On est tous collectivement, ici au CNRA, des rêveurs pragmatiques : par l’ambition de changer les choses à toutes les échelles et par les solutions que l’on propose. Nous devons mieux nous connaître pour co-construire une approche intelligente et cohérente sur le territoire «
Guillaume Luu, directeur des affaires publiques chez InnovaFeed.
Les différents modèles alimentaires à l’œuvre doivent être des solutions pour la résilience alimentaire, et ce notamment grâce à l’innovation.
L’identification des bonnes parties prenantes est un élément de performance pour avancer. Il faut mettre autour de la table les meilleurs acteurs en fonction de leur échelle, de leurs procédés mais aussi de leur volonté à avancer tout en les comprenant.

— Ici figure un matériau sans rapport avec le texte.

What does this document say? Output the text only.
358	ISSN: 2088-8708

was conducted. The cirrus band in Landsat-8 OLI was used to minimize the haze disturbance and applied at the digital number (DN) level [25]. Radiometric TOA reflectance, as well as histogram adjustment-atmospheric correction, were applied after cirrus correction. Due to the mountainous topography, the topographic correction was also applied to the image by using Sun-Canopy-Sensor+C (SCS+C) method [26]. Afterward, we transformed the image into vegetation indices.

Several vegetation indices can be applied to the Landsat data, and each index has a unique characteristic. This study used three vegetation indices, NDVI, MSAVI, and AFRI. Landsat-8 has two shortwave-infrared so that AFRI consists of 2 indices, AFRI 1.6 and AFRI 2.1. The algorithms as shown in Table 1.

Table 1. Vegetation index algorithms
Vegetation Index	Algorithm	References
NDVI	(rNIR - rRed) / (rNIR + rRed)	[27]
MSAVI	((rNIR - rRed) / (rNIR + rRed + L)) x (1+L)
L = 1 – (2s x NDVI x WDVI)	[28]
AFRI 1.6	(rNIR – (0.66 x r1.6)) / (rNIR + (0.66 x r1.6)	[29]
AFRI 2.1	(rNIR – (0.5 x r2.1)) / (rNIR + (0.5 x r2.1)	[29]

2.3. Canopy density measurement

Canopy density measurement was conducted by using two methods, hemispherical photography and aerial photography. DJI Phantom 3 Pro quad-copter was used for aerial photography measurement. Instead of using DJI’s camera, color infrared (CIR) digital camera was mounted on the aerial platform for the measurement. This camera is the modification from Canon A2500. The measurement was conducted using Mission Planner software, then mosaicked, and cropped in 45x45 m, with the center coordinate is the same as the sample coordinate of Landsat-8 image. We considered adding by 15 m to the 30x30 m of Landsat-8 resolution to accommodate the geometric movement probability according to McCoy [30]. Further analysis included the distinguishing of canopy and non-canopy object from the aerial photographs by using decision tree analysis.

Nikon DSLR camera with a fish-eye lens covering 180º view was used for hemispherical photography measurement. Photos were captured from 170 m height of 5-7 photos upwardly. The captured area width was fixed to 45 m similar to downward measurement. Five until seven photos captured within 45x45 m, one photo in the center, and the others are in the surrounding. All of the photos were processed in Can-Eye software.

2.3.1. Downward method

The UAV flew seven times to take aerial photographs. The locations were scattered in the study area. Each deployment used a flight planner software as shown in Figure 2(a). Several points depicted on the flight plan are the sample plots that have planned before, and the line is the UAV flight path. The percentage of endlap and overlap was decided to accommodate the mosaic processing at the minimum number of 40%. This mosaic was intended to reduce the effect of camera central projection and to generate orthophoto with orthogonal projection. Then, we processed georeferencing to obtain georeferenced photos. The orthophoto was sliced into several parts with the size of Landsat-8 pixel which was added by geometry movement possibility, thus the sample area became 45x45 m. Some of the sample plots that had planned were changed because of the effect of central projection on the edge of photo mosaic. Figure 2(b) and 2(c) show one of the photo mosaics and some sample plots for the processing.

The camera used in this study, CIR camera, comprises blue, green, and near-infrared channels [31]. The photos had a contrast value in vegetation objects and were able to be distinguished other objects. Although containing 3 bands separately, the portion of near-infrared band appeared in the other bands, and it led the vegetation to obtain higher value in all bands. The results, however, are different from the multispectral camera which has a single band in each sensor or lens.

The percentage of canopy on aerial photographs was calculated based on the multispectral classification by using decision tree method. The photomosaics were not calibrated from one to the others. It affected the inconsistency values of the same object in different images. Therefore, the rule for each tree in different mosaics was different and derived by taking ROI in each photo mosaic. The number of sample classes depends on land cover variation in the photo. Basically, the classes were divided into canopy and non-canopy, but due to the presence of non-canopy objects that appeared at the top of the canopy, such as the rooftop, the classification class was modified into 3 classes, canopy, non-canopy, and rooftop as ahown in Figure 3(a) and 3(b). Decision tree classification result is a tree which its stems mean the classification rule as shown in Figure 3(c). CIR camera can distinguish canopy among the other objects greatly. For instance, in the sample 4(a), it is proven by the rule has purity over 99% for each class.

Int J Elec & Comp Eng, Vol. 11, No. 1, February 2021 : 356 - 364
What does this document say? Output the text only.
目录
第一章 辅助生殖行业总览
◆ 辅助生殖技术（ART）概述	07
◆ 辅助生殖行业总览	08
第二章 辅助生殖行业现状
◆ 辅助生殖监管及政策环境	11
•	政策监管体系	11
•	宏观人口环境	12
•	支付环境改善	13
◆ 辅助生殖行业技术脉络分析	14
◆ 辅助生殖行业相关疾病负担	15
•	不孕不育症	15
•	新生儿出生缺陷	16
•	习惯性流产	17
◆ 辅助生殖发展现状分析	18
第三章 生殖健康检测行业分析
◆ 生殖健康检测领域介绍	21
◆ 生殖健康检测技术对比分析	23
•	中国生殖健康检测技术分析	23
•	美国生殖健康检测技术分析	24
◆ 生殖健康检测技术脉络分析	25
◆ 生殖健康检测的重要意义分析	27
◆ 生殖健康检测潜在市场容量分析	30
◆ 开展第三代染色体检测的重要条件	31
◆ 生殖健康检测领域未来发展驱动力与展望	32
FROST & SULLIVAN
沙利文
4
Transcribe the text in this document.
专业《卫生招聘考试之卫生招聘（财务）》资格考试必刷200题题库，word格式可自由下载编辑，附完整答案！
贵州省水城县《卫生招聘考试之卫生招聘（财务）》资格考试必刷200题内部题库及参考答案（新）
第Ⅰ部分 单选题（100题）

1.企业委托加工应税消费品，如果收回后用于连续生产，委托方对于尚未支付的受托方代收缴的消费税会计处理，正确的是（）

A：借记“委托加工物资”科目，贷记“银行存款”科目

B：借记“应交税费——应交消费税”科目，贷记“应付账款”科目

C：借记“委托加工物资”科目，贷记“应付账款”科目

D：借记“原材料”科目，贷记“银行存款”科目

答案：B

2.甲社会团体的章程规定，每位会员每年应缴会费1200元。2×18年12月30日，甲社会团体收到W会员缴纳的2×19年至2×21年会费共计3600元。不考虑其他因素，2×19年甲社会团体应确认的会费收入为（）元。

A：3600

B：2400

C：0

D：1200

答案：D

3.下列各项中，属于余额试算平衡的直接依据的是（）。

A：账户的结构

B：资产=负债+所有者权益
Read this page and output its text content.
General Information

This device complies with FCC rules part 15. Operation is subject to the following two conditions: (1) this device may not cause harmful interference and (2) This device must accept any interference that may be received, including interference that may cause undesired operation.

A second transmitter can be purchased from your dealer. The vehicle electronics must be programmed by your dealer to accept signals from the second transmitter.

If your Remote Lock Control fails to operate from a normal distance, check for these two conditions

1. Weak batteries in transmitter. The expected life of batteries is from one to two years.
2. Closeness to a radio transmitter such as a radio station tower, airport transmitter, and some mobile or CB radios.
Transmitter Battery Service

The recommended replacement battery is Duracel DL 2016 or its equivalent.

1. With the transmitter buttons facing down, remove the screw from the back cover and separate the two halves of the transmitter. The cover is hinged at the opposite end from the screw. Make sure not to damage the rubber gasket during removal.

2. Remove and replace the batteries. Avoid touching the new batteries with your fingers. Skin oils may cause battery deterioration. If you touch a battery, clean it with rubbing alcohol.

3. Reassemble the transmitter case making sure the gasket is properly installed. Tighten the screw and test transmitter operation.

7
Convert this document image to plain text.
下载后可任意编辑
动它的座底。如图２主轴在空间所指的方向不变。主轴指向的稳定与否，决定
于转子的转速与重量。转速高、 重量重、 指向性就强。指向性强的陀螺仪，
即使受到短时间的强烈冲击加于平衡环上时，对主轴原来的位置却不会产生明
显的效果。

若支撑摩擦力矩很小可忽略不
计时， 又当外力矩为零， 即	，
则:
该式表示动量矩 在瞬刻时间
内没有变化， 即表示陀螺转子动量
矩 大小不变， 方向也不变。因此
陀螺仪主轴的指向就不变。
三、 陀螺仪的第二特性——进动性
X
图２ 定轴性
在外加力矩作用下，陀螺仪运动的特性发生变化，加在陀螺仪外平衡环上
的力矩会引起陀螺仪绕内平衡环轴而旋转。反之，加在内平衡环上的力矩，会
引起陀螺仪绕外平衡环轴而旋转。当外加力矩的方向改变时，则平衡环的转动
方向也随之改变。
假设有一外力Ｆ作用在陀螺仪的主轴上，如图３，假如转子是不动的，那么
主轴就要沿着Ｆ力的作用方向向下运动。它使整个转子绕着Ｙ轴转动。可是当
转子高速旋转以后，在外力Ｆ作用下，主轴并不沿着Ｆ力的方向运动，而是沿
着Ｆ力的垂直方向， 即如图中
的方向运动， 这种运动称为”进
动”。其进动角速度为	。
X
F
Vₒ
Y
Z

On a cette culture en France de penser qu’on est tout seul ou bien que les grands décident. En réalité, on peut faire beaucoup de choses ensemble ! »
Laelia Benoît, pédopsychiatre, sociologue et chercheuse à l’Inserm et à l’Université de Yale
Il est nécessaire d’aider les initiatives qui vont contribuer à la résilience alimentaire territoriale en mettant en place les bons dispositifs dans les territoires pour qu’ils soient capables de passer à l’échelle. Il existe pour cela des dispositifs comme les Guildes Locales qui permettent à un porteur de projet d’accéder au mécanisme d’appel public à l’épargne si ce projet est destiné à compléter l’effort de résilience alimentaire.
Il ne faut pas opposer pouvoir d’achat et pouvoir d’agir ! »
Freddy Thiburce, co-fondateur de Manger du Sens
Les acteurs du secteur alimentaire sont attendus car la capacité et le besoin d’expression évoluent. Tous les actes sont impliqués à défaut d’être militants. “Nous sommes des êtres sociaux uniques avec 3 casquettes : citoyen, consommateur et mangeur”. Il faut arbitrer tout cela. S’impose donc la nécessité de stimuler la création et l’innovation et cela implique de mobiliser les parties prenantes, de créer des interfaces avec des solutions innovantes, des start-ups.
Nous sommes tous acteurs de la démocratie alimentaire et donc tous des acteurs co-responsables de cette résilience au niveau démocratique de nos systèmes alimentaires.
Conclusion
Pierre Pageot, directeur du secteur transition écologique du Groupe SOS, nous propose de retenir 3 messages en conclusion de cette édition :
- Ne laissons personne au bord du chemin : faisons attention à ce que tous ces nouveaux dispositifs, ces nouveaux produits soient ouverts à tous.
- Ce qu’on fait est désirable et positif donc rendons ces modèles attractifs, c’est une manière de lutter contre l’écologie punitive.
- Sommes-nous à la hauteur des enjeux ? La résilience c’est la capacité à résister à des chocs, ces chocs qui sont de plus en plus réguliers et de plus en plus forts donc il y a une invitation collective à aller plus vite et plus fort ensemble !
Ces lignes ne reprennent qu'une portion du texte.